Über die Postleitzahl 71691
Freiberg am Neckar im Landkreis Ludwigsburg entstand erst 1972 durch den freiwilligen Zusammenschluss der bis dahin selbstständigen, landwirtschaftlich geprägten Gemeinden Beihingen, Geisingen und Heutingsheim; 1982 erhielt die neue Stadt die Stadtrechte.
Die auf einer Anhöhe über dem alten Ortskern stehende Amanduskirche stammt aus dem 16. Jahrhundert und war ursprünglich als Wehrkirche angelegt; das Museum im Schlössle im Geisinger Gutsschlösschen zeigt seither die Ortsgeschichte von den ersten Siedlungsspuren an. Von 1998 bis 2001 entstand am Marktplatz das kommunale Veranstaltungszentrum Prisma; im Industriegebiet Ried besteht seit 1977 zudem eine der ältesten durchgehend betriebenen Großraumdiskotheken ihrer Art, deren Tanzfläche bis 2010 sogar hebbar war. Am Naturschutzgebiet Altneckar mit seinem Auwald hat Freiberg ebenso Anteil wie am angrenzenden Wiesental.

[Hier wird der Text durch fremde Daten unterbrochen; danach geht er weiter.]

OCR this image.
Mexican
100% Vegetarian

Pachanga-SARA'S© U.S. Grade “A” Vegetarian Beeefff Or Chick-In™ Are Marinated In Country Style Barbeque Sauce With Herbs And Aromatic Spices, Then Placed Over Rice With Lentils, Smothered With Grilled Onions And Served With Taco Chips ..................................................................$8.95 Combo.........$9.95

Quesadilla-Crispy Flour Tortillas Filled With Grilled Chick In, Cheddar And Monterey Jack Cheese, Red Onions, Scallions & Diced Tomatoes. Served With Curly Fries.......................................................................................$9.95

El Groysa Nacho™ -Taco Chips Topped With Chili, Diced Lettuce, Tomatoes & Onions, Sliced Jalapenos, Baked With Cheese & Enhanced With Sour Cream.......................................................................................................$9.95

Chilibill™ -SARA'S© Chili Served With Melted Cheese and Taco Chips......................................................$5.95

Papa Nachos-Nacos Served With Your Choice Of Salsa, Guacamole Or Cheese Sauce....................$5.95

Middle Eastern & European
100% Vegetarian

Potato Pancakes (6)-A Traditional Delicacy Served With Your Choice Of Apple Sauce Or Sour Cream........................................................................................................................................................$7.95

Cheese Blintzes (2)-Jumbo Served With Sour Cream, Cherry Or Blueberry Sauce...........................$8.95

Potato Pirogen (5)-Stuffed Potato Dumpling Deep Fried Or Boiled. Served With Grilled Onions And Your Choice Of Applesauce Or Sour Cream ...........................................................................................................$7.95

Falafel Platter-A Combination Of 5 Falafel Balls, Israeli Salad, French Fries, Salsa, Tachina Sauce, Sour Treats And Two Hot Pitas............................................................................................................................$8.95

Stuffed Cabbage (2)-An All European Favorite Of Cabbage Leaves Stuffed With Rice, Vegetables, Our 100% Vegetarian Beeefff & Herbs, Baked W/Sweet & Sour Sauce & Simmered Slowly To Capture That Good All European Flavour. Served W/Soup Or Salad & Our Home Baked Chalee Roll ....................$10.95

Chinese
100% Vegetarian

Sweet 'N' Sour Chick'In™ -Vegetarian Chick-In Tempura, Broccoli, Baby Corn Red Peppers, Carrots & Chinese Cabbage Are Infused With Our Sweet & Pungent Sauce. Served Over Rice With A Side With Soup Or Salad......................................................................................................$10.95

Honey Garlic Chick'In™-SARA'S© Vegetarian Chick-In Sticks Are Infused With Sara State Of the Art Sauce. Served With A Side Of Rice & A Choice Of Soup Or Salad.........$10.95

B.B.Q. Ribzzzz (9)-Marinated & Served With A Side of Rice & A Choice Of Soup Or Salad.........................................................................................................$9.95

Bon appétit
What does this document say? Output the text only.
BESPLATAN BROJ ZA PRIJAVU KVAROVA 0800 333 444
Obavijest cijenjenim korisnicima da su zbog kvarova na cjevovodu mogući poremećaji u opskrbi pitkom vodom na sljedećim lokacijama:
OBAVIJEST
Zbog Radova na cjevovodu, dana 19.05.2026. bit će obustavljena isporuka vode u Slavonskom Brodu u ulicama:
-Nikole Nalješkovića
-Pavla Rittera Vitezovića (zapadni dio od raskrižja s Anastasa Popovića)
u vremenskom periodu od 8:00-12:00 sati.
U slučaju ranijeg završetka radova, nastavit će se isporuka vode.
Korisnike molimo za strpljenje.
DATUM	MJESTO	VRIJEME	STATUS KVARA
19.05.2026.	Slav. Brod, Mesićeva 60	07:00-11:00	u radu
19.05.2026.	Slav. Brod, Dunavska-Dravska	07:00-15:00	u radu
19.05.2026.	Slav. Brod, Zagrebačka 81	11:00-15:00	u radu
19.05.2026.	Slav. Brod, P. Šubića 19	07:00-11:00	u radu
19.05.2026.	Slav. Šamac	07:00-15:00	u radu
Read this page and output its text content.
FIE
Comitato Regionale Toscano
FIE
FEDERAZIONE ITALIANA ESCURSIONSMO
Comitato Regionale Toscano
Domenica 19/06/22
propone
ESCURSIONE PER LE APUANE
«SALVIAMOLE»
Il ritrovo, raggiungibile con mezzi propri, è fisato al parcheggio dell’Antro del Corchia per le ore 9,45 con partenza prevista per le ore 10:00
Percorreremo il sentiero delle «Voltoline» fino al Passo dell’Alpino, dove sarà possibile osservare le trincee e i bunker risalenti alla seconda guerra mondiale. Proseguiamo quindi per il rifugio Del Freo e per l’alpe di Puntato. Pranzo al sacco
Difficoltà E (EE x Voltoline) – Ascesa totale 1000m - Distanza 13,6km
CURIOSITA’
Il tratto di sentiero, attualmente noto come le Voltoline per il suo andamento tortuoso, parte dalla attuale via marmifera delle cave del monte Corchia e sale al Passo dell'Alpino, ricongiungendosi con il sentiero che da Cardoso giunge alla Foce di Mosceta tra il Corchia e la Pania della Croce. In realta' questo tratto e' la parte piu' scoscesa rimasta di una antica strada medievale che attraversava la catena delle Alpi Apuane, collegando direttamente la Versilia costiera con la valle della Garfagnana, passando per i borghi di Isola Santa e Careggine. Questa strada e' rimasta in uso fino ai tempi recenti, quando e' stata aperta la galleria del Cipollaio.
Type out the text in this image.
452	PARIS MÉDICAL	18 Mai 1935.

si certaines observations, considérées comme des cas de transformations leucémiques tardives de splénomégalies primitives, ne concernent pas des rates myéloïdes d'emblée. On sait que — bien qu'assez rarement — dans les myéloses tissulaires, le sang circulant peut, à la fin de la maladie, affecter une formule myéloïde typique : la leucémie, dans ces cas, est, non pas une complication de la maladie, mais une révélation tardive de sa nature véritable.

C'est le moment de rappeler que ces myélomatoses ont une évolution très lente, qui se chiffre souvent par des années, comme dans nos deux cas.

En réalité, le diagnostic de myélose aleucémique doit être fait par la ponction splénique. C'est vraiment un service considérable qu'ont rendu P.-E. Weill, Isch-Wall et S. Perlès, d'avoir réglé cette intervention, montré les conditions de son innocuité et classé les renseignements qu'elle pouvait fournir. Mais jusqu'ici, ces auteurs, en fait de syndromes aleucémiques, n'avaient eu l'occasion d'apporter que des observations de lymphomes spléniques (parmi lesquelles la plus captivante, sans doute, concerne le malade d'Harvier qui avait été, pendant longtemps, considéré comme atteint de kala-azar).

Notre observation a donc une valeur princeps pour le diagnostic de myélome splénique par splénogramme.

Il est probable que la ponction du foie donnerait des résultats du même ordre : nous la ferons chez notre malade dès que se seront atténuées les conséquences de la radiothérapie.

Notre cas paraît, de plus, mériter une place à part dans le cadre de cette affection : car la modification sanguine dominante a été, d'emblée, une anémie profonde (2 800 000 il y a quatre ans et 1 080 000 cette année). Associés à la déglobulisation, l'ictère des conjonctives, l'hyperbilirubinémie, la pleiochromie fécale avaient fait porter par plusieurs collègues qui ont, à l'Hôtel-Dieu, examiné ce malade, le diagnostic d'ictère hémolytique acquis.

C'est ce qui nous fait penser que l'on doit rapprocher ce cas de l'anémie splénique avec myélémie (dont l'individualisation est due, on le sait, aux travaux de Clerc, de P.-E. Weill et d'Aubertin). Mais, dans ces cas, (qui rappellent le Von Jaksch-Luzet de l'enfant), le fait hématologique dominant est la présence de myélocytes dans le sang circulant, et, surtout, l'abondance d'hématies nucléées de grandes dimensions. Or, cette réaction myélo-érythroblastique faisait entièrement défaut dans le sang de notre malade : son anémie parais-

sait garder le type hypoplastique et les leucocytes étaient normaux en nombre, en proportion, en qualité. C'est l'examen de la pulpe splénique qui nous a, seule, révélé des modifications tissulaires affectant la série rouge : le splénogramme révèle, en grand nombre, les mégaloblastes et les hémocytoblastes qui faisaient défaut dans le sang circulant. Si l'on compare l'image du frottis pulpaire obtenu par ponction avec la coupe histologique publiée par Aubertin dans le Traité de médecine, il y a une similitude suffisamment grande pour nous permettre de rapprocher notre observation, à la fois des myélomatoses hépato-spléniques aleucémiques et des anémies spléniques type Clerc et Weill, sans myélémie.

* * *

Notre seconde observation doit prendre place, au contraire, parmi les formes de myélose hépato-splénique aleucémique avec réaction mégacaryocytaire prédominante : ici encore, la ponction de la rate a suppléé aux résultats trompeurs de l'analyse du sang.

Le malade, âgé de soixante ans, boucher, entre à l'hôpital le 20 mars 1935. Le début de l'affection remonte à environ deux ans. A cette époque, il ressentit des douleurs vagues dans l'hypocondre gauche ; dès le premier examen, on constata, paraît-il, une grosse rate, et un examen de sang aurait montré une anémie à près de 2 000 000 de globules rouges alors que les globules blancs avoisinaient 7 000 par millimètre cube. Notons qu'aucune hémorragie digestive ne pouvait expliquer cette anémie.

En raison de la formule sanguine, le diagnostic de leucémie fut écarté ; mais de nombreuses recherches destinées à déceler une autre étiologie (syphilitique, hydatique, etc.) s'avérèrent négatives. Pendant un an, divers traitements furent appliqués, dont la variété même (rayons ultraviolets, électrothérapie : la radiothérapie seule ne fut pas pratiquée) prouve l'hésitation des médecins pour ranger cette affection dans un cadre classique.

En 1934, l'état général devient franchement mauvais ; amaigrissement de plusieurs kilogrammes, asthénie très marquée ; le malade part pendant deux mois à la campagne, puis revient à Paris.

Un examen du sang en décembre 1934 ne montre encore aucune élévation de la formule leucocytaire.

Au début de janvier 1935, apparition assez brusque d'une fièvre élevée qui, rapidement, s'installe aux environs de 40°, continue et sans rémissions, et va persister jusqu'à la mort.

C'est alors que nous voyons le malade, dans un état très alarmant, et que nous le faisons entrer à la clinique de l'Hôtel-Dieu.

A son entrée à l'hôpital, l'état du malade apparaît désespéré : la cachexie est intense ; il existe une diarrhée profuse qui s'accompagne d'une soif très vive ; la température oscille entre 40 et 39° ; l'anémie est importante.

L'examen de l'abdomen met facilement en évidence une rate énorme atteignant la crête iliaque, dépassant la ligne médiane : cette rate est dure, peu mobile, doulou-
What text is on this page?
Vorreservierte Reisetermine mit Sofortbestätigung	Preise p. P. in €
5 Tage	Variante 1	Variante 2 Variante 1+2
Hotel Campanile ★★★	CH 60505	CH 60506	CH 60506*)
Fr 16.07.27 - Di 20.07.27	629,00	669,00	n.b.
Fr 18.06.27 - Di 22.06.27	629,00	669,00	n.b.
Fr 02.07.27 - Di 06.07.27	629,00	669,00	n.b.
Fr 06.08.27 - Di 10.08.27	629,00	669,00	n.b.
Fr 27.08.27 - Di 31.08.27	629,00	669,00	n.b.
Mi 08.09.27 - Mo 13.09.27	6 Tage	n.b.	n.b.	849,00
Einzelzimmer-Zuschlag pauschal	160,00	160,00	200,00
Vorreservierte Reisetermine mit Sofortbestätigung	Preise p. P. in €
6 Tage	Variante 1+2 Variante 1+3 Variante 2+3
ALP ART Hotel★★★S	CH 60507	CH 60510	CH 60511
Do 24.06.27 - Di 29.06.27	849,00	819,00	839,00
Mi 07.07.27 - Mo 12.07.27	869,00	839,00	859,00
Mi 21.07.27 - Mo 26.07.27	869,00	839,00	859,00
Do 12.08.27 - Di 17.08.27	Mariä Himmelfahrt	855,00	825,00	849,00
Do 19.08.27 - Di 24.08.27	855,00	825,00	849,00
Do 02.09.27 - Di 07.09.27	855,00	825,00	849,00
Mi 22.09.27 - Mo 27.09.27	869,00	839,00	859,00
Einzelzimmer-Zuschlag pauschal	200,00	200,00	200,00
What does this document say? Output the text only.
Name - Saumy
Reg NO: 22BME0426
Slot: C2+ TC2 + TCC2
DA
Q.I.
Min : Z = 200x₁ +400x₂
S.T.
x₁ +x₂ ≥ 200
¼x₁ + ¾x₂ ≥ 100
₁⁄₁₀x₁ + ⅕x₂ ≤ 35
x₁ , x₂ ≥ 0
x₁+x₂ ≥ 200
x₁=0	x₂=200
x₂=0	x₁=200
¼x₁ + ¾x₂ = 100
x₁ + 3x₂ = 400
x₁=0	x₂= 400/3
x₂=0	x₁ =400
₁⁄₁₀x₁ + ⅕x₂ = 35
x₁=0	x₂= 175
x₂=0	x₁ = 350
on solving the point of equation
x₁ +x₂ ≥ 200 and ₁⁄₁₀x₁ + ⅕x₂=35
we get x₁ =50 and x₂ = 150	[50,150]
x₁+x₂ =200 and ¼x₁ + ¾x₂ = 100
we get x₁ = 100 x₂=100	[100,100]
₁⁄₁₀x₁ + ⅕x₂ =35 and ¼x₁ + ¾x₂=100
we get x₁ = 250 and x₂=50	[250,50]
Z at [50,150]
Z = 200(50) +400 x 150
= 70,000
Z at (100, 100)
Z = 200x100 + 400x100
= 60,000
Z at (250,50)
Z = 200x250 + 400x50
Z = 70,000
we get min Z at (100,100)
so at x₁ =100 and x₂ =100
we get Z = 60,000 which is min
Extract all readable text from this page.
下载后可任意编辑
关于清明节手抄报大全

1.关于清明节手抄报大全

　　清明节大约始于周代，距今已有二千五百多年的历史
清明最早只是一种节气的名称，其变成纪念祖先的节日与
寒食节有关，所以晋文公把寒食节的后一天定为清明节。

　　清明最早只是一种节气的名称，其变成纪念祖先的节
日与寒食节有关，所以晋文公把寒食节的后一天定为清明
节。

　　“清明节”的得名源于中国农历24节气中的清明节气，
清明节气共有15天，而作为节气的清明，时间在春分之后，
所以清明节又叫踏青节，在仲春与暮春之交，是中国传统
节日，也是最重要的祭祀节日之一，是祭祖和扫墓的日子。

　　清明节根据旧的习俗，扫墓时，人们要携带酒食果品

Durch das Stadtgebiet führt die Autobahn A 81, und über die Bahnstrecke Backnang-Ludwigsburg ist Freiberg an die S-Bahn-Linie S4 nach Stuttgart angebunden. Rund 600 kleinere und mittelständische Betriebe haben hier ihren Sitz, darunter der Automatisierungstechnik-Hersteller teamtechnik und die Unternehmensberatung MHP. Auf 13,2 km² leben 15.478 Einwohnerinnen und Einwohner, das sind 1.177 je Quadratkilometer.
Angrenzende Postleitzahlen liegen in Ludwigsburg, Tamm, Benningen am Neckar sowie in Bietigheim-Bissingen, Ingersheim und Pleidelsheim.